Table 3 As explained above, according to the present invention, the shape measurement of the inner peripheral surface of the rim portion is performed by the shape measuring means, and the control means
A cutting program is generated based on the measurement data and finished dimension data given in advance, and the cutting means is controlled based on this program, so the thickness of the rim part can be adjusted in the optimal condition for each workpiece. Since the cutting process is performed to maintain a constant value, it is possible to prevent a partial decrease in strength of the rim portion. In addition, since the above-mentioned control performs cutting according to the workpiece, processing time can be shortened compared to conventional puff machining, etc. Furthermore, the device of the present invention can simplify the machine system, and can reduce the machining time compared to conventional puff polishing. Equipment costs can also be lowered compared to when using equipment.

Furthermore, when the cutting process is applied as in the present invention, the processed inner circumferential surface of the rim part will not cause a gloss-F imbalance with the disk attached to it.
It is extremely suitable in terms of appearance.

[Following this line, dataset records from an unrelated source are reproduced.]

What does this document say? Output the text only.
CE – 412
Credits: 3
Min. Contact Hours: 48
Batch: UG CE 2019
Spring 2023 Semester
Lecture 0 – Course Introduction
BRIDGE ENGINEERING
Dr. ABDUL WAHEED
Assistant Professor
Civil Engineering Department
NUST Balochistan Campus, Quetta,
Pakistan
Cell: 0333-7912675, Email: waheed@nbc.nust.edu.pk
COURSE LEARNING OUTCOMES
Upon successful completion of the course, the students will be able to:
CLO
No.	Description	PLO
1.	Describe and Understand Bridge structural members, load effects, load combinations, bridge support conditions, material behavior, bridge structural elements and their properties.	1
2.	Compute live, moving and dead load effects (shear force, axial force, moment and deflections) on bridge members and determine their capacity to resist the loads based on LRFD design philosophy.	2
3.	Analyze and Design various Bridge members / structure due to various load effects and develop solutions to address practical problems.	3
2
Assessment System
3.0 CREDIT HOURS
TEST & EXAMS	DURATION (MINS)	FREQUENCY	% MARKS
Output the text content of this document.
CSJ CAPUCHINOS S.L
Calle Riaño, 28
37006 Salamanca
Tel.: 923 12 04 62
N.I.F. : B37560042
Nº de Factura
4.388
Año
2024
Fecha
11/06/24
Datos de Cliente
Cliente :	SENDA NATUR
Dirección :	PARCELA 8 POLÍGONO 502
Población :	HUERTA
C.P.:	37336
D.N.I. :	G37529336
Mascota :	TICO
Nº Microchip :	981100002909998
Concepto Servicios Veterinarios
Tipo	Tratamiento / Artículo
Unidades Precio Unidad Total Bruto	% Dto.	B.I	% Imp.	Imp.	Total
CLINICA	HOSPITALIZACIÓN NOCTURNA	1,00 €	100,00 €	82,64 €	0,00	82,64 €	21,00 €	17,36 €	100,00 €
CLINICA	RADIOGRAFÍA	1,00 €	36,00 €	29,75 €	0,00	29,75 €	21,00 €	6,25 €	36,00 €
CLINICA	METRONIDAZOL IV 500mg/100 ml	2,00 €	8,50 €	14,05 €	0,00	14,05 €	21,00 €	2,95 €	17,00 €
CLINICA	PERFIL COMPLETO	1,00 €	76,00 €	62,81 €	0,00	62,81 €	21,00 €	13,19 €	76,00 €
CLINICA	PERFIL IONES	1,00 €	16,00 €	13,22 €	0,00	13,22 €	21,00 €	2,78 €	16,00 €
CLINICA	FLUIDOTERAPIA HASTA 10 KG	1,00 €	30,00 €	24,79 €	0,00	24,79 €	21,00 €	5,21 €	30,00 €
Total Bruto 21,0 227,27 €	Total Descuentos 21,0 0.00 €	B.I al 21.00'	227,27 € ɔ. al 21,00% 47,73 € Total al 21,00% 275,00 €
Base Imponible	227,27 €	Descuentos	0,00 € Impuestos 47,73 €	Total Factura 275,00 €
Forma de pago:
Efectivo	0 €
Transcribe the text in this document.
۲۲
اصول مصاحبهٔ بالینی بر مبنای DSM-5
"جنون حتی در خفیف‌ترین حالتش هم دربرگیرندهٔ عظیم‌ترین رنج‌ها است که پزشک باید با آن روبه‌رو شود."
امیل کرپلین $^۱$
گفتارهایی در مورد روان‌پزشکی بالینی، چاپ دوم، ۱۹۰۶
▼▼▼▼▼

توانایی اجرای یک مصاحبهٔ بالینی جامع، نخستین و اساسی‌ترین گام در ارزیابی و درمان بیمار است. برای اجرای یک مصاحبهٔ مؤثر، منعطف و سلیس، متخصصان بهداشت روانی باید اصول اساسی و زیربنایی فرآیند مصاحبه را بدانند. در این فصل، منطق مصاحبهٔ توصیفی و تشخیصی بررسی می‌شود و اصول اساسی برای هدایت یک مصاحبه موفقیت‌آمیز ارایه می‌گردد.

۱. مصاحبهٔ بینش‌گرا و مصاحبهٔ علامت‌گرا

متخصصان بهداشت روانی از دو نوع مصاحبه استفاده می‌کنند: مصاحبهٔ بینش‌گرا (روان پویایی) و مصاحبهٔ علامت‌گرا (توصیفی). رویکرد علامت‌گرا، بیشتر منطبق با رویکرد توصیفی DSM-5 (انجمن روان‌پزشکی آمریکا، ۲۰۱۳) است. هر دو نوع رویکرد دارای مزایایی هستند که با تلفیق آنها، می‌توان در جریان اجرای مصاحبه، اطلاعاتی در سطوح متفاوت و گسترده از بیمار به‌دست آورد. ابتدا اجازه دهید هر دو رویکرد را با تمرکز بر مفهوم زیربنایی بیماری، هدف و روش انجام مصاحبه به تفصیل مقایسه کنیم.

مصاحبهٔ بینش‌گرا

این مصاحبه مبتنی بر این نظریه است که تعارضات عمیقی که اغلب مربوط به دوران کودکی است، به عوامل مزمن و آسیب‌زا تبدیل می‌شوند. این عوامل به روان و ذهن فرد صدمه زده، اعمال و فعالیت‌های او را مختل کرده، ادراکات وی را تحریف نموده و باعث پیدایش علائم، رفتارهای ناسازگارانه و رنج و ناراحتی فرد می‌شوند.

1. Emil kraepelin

[Brief explanation of drawings]

FIG. 1 is an external view of a preferred embodiment of the present invention, FIG. 2 is a block circuit diagram of a preferred embodiment of the present invention, FIGS. 3 and 4 are explanatory diagrams of the operation surface of the operation panel in FIG. FIG. 5 is an explanatory diagram of the moving operation of the stylus, FIG. 6 is an explanatory diagram of the memory contents of the RAM shown in FIG. FIG. 3 is an external view of the device in a cutting state. 10... Main shaft, 18... Rim part, 20... Cutting tool,
22... Stylus, 30... Tool rest moving device, 34.38... DC motor, 40... Measurement controller, 42... DC motor, 44... NC device,
65...Pulse generator. Substitute chef Tatsuyuki Unuma (and 2 others) Figure 3 Figure 4 Figure 671

Claims (1)

[Scope of Claims] (1) A cutting means for cutting the inner circumferential surface of a rim portion of a bonded aluminum wheel subjected to roll plastic processing, and a cutting program that executes a cutting program to keep the thickness of the rim portion constant. and control means for controlling the cutting means so as to control the cutting means, the rim part cutting device for a bonded aluminum wheel is provided with a shape measuring means for measuring the shape of the inner peripheral surface of the rim, and the control means controls the shape measuring means for measuring the shape of the inner circumferential surface of the rim. A joining type aluminum wheel rim cutting device, characterized in that the cutting program is generated based on measurement data of the means and finished dimension data given in advance. (2. In the apparatus set forth in claim 1, the shape measuring means provides finished dimension data to the control means by measuring the shape of a reference workpiece whose finished dimensions have been determined. Wheel rim cutting device. (3) In the device according to claim 1 or 2, the shape measuring means includes a stylus that contacts and moves the rim to obtain measurement data, and the control means is a joint type aluminum wheel rim cutting device characterized by controlling the movement of a stylus by executing a pre-given program.